Le moulin à vent de la Grée

Quelque chose en lui du moulin de Daudet

« Notre pays, mon bon monsieur n’a pas toujours été un endroit mort et sans renom, comme il est aujourd’hui. Autre temps, il s’y faisait un grand commerce de meunerie, et, dix lieues à la ronde, les gens…nous apportaient leur blé à moudre… ».

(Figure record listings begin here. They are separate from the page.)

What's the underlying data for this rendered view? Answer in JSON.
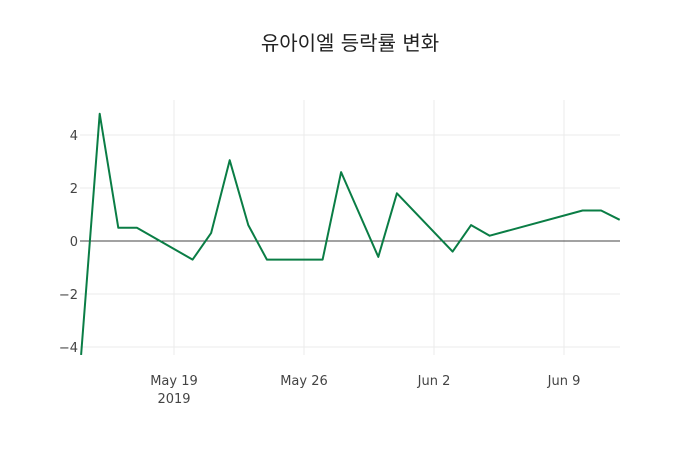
{
  "chart_data": {
    "type": "line",
    "title": "유아이엘 등락률 변화",
    "xlabel": "",
    "ylabel": "",
    "series": [
      {
        "name": "등락률",
        "color": "#0a7d45",
        "x": [
          "2019-05-14",
          "2019-05-15",
          "2019-05-16",
          "2019-05-17",
          "2019-05-20",
          "2019-05-21",
          "2019-05-22",
          "2019-05-23",
          "2019-05-24",
          "2019-05-27",
          "2019-05-28",
          "2019-05-30",
          "2019-05-31",
          "2019-06-03",
          "2019-06-04",
          "2019-06-05",
          "2019-06-10",
          "2019-06-11",
          "2019-06-12"
        ],
        "values": [
          -4.3,
          4.8,
          0.5,
          0.5,
          -0.7,
          0.3,
          3.05,
          0.6,
          -0.7,
          -0.7,
          2.6,
          -0.6,
          1.8,
          -0.4,
          0.6,
          0.2,
          1.15,
          1.15,
          0.8
        ]
      }
    ],
    "x_ticks": [
      {
        "label": "May 19",
        "sublabel": "2019",
        "date": "2019-05-19"
      },
      {
        "label": "May 26",
        "sublabel": "",
        "date": "2019-05-26"
      },
      {
        "label": "Jun 2",
        "sublabel": "",
        "date": "2019-06-02"
      },
      {
        "label": "Jun 9",
        "sublabel": "",
        "date": "2019-06-09"
      }
    ],
    "y_ticks": [
      4,
      2,
      0,
      -2,
      -4
    ],
    "y_tick_labels": [
      "4",
      "2",
      "0",
      "−2",
      "−4"
    ],
    "ylim": [
      -4.3,
      5.3
    ],
    "xlim": [
      "2019-05-14",
      "2019-06-12"
    ],
    "grid": true,
    "legend": "none",
    "zero_line": true
  }
}
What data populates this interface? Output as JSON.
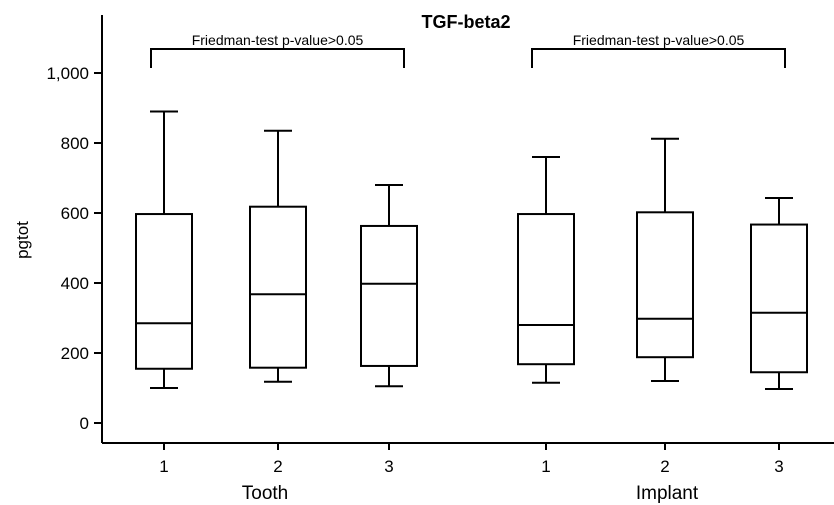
{
  "chart_data": {
    "type": "boxplot",
    "title": "TGF-beta2",
    "ylabel": "pgtot",
    "ylim": [
      -50,
      1150
    ],
    "yticks": [
      0,
      200,
      400,
      600,
      800,
      1000
    ],
    "ytick_labels": [
      "0",
      "200",
      "400",
      "600",
      "800",
      "1,000"
    ],
    "groups": [
      {
        "name": "Tooth",
        "annotation": "Friedman-test p-value>0.05",
        "boxes": [
          {
            "label": "1",
            "min": 100,
            "q1": 155,
            "median": 285,
            "q3": 597,
            "max": 890
          },
          {
            "label": "2",
            "min": 118,
            "q1": 158,
            "median": 368,
            "q3": 618,
            "max": 835
          },
          {
            "label": "3",
            "min": 105,
            "q1": 163,
            "median": 398,
            "q3": 563,
            "max": 680
          }
        ]
      },
      {
        "name": "Implant",
        "annotation": "Friedman-test p-value>0.05",
        "boxes": [
          {
            "label": "1",
            "min": 115,
            "q1": 168,
            "median": 280,
            "q3": 597,
            "max": 760
          },
          {
            "label": "2",
            "min": 120,
            "q1": 188,
            "median": 298,
            "q3": 602,
            "max": 812
          },
          {
            "label": "3",
            "min": 97,
            "q1": 145,
            "median": 315,
            "q3": 567,
            "max": 643
          }
        ]
      }
    ],
    "grid": false
  }
}
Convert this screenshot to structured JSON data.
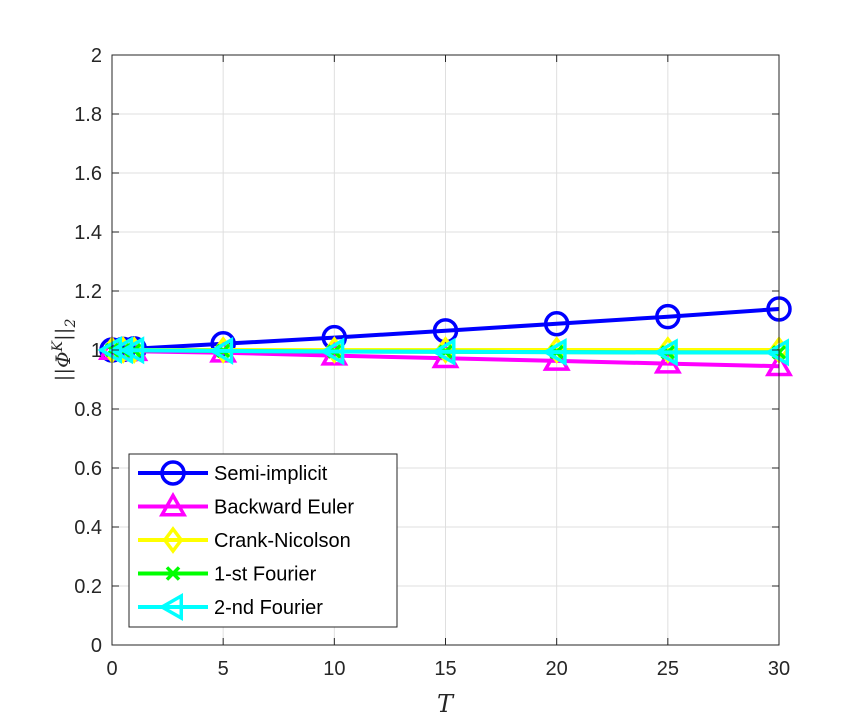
{
  "chart_data": {
    "type": "line",
    "title": "",
    "xlabel": "T",
    "ylabel": "||Φ^K||_2",
    "ylabel_parts": {
      "open": "||Φ",
      "sup": "K",
      "close": "||",
      "sub": "2"
    },
    "xlim": [
      0,
      30
    ],
    "ylim": [
      0,
      2
    ],
    "xticks": [
      0,
      5,
      10,
      15,
      20,
      25,
      30
    ],
    "yticks": [
      0,
      0.2,
      0.4,
      0.6,
      0.8,
      1,
      1.2,
      1.4,
      1.6,
      1.8,
      2
    ],
    "ytick_labels": [
      "0",
      "0.2",
      "0.4",
      "0.6",
      "0.8",
      "1",
      "1.2",
      "1.4",
      "1.6",
      "1.8",
      "2"
    ],
    "xtick_labels": [
      "0",
      "5",
      "10",
      "15",
      "20",
      "25",
      "30"
    ],
    "grid": true,
    "legend_position": "bottom-left",
    "x": [
      0,
      0.5,
      1,
      5,
      10,
      15,
      20,
      25,
      30
    ],
    "series": [
      {
        "name": "Semi-implicit",
        "color": "#0000ff",
        "marker": "circle",
        "values": [
          1.0,
          1.002,
          1.004,
          1.021,
          1.042,
          1.065,
          1.089,
          1.113,
          1.139
        ]
      },
      {
        "name": "Backward Euler",
        "color": "#ff00ff",
        "marker": "triangle-up",
        "values": [
          1.0,
          0.998,
          0.996,
          0.991,
          0.981,
          0.972,
          0.963,
          0.954,
          0.945
        ]
      },
      {
        "name": "Crank-Nicolson",
        "color": "#ffff00",
        "marker": "diamond",
        "values": [
          1.0,
          1.0,
          1.0,
          1.0,
          1.0,
          1.0,
          1.0,
          1.0,
          1.0
        ]
      },
      {
        "name": "1-st Fourier",
        "color": "#00ff00",
        "marker": "x",
        "values": [
          1.0,
          0.999,
          0.999,
          0.997,
          0.995,
          0.994,
          0.993,
          0.992,
          0.992
        ]
      },
      {
        "name": "2-nd Fourier",
        "color": "#00ffff",
        "marker": "triangle-left",
        "values": [
          1.0,
          0.999,
          0.999,
          0.997,
          0.995,
          0.994,
          0.993,
          0.992,
          0.992
        ]
      }
    ]
  }
}
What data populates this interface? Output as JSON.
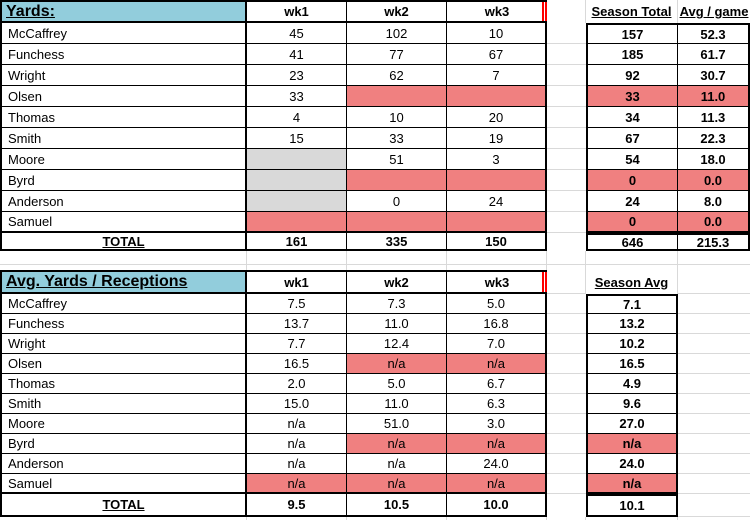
{
  "colors": {
    "header_blue": "#92CDDC",
    "missing_red": "#F08080",
    "empty_gray": "#D9D9D9",
    "gridline": "#D9D9D9",
    "pagebreak_red": "#FF0000"
  },
  "yards_table": {
    "title": "Yards:",
    "week_headers": [
      "wk1",
      "wk2",
      "wk3"
    ],
    "summary_headers": [
      "Season Total",
      "Avg / game"
    ],
    "rows": [
      {
        "name": "McCaffrey",
        "wk1": "45",
        "wk2": "102",
        "wk3": "10",
        "season_total": "157",
        "avg_per_game": "52.3"
      },
      {
        "name": "Funchess",
        "wk1": "41",
        "wk2": "77",
        "wk3": "67",
        "season_total": "185",
        "avg_per_game": "61.7"
      },
      {
        "name": "Wright",
        "wk1": "23",
        "wk2": "62",
        "wk3": "7",
        "season_total": "92",
        "avg_per_game": "30.7"
      },
      {
        "name": "Olsen",
        "wk1": "33",
        "wk2": "",
        "wk3": "",
        "season_total": "33",
        "avg_per_game": "11.0"
      },
      {
        "name": "Thomas",
        "wk1": "4",
        "wk2": "10",
        "wk3": "20",
        "season_total": "34",
        "avg_per_game": "11.3"
      },
      {
        "name": "Smith",
        "wk1": "15",
        "wk2": "33",
        "wk3": "19",
        "season_total": "67",
        "avg_per_game": "22.3"
      },
      {
        "name": "Moore",
        "wk1": "",
        "wk2": "51",
        "wk3": "3",
        "season_total": "54",
        "avg_per_game": "18.0"
      },
      {
        "name": "Byrd",
        "wk1": "",
        "wk2": "",
        "wk3": "",
        "season_total": "0",
        "avg_per_game": "0.0"
      },
      {
        "name": "Anderson",
        "wk1": "",
        "wk2": "0",
        "wk3": "24",
        "season_total": "24",
        "avg_per_game": "8.0"
      },
      {
        "name": "Samuel",
        "wk1": "",
        "wk2": "",
        "wk3": "",
        "season_total": "0",
        "avg_per_game": "0.0"
      }
    ],
    "total_row": {
      "label": "TOTAL",
      "wk1": "161",
      "wk2": "335",
      "wk3": "150",
      "season_total": "646",
      "avg_per_game": "215.3"
    }
  },
  "avg_table": {
    "title": "Avg. Yards / Receptions",
    "week_headers": [
      "wk1",
      "wk2",
      "wk3"
    ],
    "summary_headers": [
      "Season Avg"
    ],
    "rows": [
      {
        "name": "McCaffrey",
        "wk1": "7.5",
        "wk2": "7.3",
        "wk3": "5.0",
        "season_avg": "7.1"
      },
      {
        "name": "Funchess",
        "wk1": "13.7",
        "wk2": "11.0",
        "wk3": "16.8",
        "season_avg": "13.2"
      },
      {
        "name": "Wright",
        "wk1": "7.7",
        "wk2": "12.4",
        "wk3": "7.0",
        "season_avg": "10.2"
      },
      {
        "name": "Olsen",
        "wk1": "16.5",
        "wk2": "n/a",
        "wk3": "n/a",
        "season_avg": "16.5"
      },
      {
        "name": "Thomas",
        "wk1": "2.0",
        "wk2": "5.0",
        "wk3": "6.7",
        "season_avg": "4.9"
      },
      {
        "name": "Smith",
        "wk1": "15.0",
        "wk2": "11.0",
        "wk3": "6.3",
        "season_avg": "9.6"
      },
      {
        "name": "Moore",
        "wk1": "n/a",
        "wk2": "51.0",
        "wk3": "3.0",
        "season_avg": "27.0"
      },
      {
        "name": "Byrd",
        "wk1": "n/a",
        "wk2": "n/a",
        "wk3": "n/a",
        "season_avg": "n/a"
      },
      {
        "name": "Anderson",
        "wk1": "n/a",
        "wk2": "n/a",
        "wk3": "24.0",
        "season_avg": "24.0"
      },
      {
        "name": "Samuel",
        "wk1": "n/a",
        "wk2": "n/a",
        "wk3": "n/a",
        "season_avg": "n/a"
      }
    ],
    "total_row": {
      "label": "TOTAL",
      "wk1": "9.5",
      "wk2": "10.5",
      "wk3": "10.0",
      "season_avg": "10.1"
    }
  }
}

   Ainsi commence le célèbre « Secret de Maître Cornille » d’Alphonse Daudet. Une nouvelle qui n’est pas sans rappeler l’histoire du moulin de Massérac ! Autre temps, il s’y faisait aussi grand commerce de meunerie. Car on y moud dès le 16e siècle, peut-être même avant. Un « aveu » de 1544 (1) le cite: « Les dits hommes confessent être sujets au distroit du moulin à vent de leur dit seigneur étant en la ditte paroisse… ». D’autres aveux de 1576 et 1628 l’évoquent également, comme les « cahiers de doléances » de 1789 (2). On le représente encore sur la première carte de France de Cassini en 1785 et sur le cadastre napoléonien de 1834. Le moulin de la Grée est donc bien d’un autre temps et a fait grand commerce ayant tourné pendant quelques cinq siècles !

  

Le moulin de Massérac cité sur les aveux de 1544

Probablement un des plus anciens de la région, certainement propriété de l’Abbaye de Redon qui en édifie plusieurs comme toutes les abbayes de l’époque, il reste administré par le Prieuré de Massérac jusqu’à la Révolution. Les registres paroissiaux des années 1710 ne témoignent-ils pas de naissances d’enfants ayant pour père un certain Jean-Baptiste JAN, meunier, demeurant dans ce Prieuré.

"Un drame de village"

   Après 1789, le moulin de la Grée devient « bien national », à vendre. Il connait alors, comme celui de Daudet, un « drame de village dont (le) moulin a été témoin ». Pire même à Massérac, une vraie tragédie ! Que le fils de Jean Roquet, meunier à Renac, achète ce bien déplait en effet fortement aux insurgés royalistes de Bretagne. Lesquels, quatre Chouans précise le procès-verbal du 28 Fructidor de l’An 7, assassinent chez lui « le citoyen Julien Roquet au village de Paimbu … de trois coups de fusil… » !

 

   Qui fait farine à Massérac entre cette funeste nuit du 14 septembre 1799 et 1821, année où François, fils de Julien né en 1798, apparaît meunier dans l’état civil ? Mystère pour l’instant. Reste qu’à son tour le fils de François, prénommé François-Aimé lui succède vers 1850, à une période dorée de la meunerie éolienne. On compte peu après plus de mille moulins en Loire Inférieure et ils ne seront jamais aussi nombreux dans la région, jusqu’à cinq par grosse commune du coin, à Guéméné-Beslé, Avessac, Renac, Langon ou Grand Fougeray ! Il en reste des vestiges un peu partout.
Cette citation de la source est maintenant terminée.